Queda de 64% nos Crimes Violentos Letais Intencionais (CVLIs) entre 2012 e 2026 consolida novo cenário de segurança pública no estado; mês de março registra o marco mais baixo da série.
O estado de Alagoas atingiu o menor patamar de Crimes Violentos Letais Intencionais (CVLIs) de sua série histórica no mês de março de 2026. Os dados estatísticos apontam uma redução acumulada de 64% nos índices de homicídios e latrocínios em comparação ao ano de 2012. O marco representa um contraste absoluto com o cenário da década anterior, período em que o estado ocupava rotineiramente o topo dos rankings nacionais de letalidade e enfrentava uma crise estrutural de violência urbana.
Em 2012, Alagoas vivenciava o ápice da desarticulação na segurança pública, figurando como protagonista negativo no Atlas da Violência e no Anuário Brasileiro de Segurança Pública. A falta de efetivo, a ausência de integração entre as polícias e o avanço irrestrito de facções criminosas sobre territórios vulneráveis impunham taxas alarmantes de homicídios por 100 mil habitantes. A inversão dessa curva estatística ao longo de 14 anos demandou a reestruturação física das corporações, o aparelhamento tático e, sobretudo, uma mudança na doutrina de combate, trocando ações isoladas por operações sistêmicas baseadas em inteligência.
A métrica de CVLI, utilizada universalmente pelos órgãos de justiça, engloba homicídios dolosos, lesões corporais seguidas de morte e latrocínios. A Secretaria de Estado da Segurança Pública de Alagoas (SSP/AL) afere esses indicadores por meio de modernos núcleos de análise criminal. A queda contínua, culminando no recorde absoluto de baixa em março deste ano, é o resultado direto da aplicação do mapeamento de manchas criminais. A integração entre a Polícia Civil, a Polícia Militar e a inteligência penitenciária permitiu o isolamento de lideranças do crime organizado e a asfixia financeira do tráfico de drogas, reduzindo o poder de fogo nas ruas.

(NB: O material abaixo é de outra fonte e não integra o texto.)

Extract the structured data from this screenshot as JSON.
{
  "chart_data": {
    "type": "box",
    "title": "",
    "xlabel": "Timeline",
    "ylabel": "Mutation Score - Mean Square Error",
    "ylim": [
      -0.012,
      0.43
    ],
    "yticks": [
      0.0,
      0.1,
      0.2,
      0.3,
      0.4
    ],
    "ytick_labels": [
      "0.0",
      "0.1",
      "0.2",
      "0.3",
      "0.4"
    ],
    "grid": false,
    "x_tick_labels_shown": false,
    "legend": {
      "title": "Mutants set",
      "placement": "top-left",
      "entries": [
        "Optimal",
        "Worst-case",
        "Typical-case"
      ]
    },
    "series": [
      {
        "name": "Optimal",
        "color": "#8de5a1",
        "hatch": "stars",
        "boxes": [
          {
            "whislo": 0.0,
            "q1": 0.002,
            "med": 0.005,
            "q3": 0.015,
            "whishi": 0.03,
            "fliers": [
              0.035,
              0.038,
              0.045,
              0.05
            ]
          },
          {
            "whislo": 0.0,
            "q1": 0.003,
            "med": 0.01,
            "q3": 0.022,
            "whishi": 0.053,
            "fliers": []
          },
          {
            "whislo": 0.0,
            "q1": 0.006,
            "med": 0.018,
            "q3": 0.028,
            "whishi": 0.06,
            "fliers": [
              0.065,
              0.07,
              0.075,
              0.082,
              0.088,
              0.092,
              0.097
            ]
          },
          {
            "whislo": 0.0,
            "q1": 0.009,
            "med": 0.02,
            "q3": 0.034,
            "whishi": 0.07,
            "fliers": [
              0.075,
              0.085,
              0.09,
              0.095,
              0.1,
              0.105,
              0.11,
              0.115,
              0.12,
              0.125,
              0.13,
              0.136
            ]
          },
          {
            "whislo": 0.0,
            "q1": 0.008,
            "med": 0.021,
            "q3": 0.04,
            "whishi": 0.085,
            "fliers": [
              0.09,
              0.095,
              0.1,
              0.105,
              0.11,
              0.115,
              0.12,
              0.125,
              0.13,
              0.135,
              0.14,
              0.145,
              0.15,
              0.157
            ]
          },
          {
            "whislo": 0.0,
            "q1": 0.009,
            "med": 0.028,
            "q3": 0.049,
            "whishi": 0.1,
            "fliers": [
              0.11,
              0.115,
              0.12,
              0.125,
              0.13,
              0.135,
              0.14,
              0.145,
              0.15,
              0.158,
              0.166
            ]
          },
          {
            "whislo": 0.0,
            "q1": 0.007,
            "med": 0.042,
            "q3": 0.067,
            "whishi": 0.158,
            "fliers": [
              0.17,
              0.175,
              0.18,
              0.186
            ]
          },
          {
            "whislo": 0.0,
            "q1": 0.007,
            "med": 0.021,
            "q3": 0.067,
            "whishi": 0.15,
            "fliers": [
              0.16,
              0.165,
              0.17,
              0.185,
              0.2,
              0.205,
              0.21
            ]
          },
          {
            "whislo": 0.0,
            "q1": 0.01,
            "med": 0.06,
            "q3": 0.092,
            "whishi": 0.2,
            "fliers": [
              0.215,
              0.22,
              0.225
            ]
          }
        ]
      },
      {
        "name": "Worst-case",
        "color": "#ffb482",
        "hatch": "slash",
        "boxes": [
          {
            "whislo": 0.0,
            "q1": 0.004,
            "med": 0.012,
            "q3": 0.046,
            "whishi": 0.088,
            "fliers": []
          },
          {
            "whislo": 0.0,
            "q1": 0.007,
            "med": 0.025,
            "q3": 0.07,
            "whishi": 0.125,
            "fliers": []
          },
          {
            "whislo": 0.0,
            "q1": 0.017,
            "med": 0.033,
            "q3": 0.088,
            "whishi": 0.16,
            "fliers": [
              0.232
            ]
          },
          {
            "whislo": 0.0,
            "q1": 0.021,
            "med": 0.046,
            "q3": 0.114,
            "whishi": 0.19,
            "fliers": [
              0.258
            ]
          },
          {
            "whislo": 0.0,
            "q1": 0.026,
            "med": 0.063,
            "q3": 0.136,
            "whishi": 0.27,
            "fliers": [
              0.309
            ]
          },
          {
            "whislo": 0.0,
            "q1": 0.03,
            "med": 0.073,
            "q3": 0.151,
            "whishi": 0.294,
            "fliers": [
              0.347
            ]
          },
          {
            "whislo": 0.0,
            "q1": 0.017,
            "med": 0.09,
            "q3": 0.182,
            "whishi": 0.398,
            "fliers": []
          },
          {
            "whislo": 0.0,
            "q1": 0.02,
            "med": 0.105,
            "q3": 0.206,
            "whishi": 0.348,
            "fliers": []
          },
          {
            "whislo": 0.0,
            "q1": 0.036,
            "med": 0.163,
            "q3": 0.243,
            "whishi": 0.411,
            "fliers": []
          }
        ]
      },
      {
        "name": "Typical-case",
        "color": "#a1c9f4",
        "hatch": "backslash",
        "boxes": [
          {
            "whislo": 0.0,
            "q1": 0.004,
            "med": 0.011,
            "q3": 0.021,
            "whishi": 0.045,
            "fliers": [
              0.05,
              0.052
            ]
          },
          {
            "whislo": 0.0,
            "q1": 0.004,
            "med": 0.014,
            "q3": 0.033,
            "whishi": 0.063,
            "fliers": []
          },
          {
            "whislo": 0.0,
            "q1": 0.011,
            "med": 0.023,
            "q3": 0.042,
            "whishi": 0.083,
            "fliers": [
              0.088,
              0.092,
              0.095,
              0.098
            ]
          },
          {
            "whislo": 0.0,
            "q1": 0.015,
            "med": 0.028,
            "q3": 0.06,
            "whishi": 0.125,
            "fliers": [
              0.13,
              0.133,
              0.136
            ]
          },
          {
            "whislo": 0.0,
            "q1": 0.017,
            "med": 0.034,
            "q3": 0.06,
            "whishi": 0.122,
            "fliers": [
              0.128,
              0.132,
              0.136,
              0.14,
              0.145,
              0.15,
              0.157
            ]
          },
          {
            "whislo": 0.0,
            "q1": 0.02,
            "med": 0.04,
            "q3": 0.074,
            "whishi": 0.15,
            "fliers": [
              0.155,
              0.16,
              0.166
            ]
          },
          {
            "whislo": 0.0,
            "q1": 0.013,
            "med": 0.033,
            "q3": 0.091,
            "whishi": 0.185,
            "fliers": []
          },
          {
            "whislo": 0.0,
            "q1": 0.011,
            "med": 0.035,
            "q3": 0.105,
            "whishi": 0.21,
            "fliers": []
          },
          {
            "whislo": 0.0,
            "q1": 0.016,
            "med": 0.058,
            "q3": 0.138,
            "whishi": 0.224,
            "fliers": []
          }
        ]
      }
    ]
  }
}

A redução drástica na violência letal altera diretamente a dinâmica socioeconômica e a percepção de segurança da população alagoana. Cidades que outrora sofriam com zonas de risco elevado agora observam a retomada da circulação noturna e o fomento do comércio local. Essa estabilidade também atrai expressivos investimentos privados, especialmente nos setores de turismo, hotelaria e no mercado imobiliário, pilares da economia do estado. Adicionalmente, a mitigação dos crimes de sangue desafoga o sistema público de saúde, liberando leitos de trauma nos hospitais de emergência e reduzindo os custos operacionais do Instituto Médico Legal (IML).
Apesar dos números absolutos evidenciarem o sucesso tático da repressão aos crimes contra a vida, o contraditório na segurança pública exige cautela na leitura dos dados. Especialistas em criminologia advertem sobre a necessidade de fiscalizar os índices de letalidade policial durante as intervenções e de monitorar as subnotificações em áreas periféricas. O silenciamento das disputas territoriais muitas vezes indica a hegemonia de um único grupo criminoso, e não necessariamente o fim do tráfico. Ademais, o controle do CVLI não afasta o aumento exponencial dos crimes contra o patrimônio e estelionatos, ameaças recorrentes ao cidadão comum.
A tendência imediata para a cúpula da segurança em Alagoas é a transição estratégica. Com o controle consolidado da violência física extrema, o crime organizado migra aceleradamente para a modalidade digital. O estado precisará direcionar parte expressiva de seu orçamento futuro para a prevenção primária, videomonitoramento com reconhecimento facial, cibersegurança e auditoria forense. O desafio para a próxima década deixa de ser apenas a patrulha ostensiva nas ruas e passa a exigir uma força policial tecnológica capaz de enfrentar quadrilhas que operam através de fraudes bancárias e extorsões virtuais.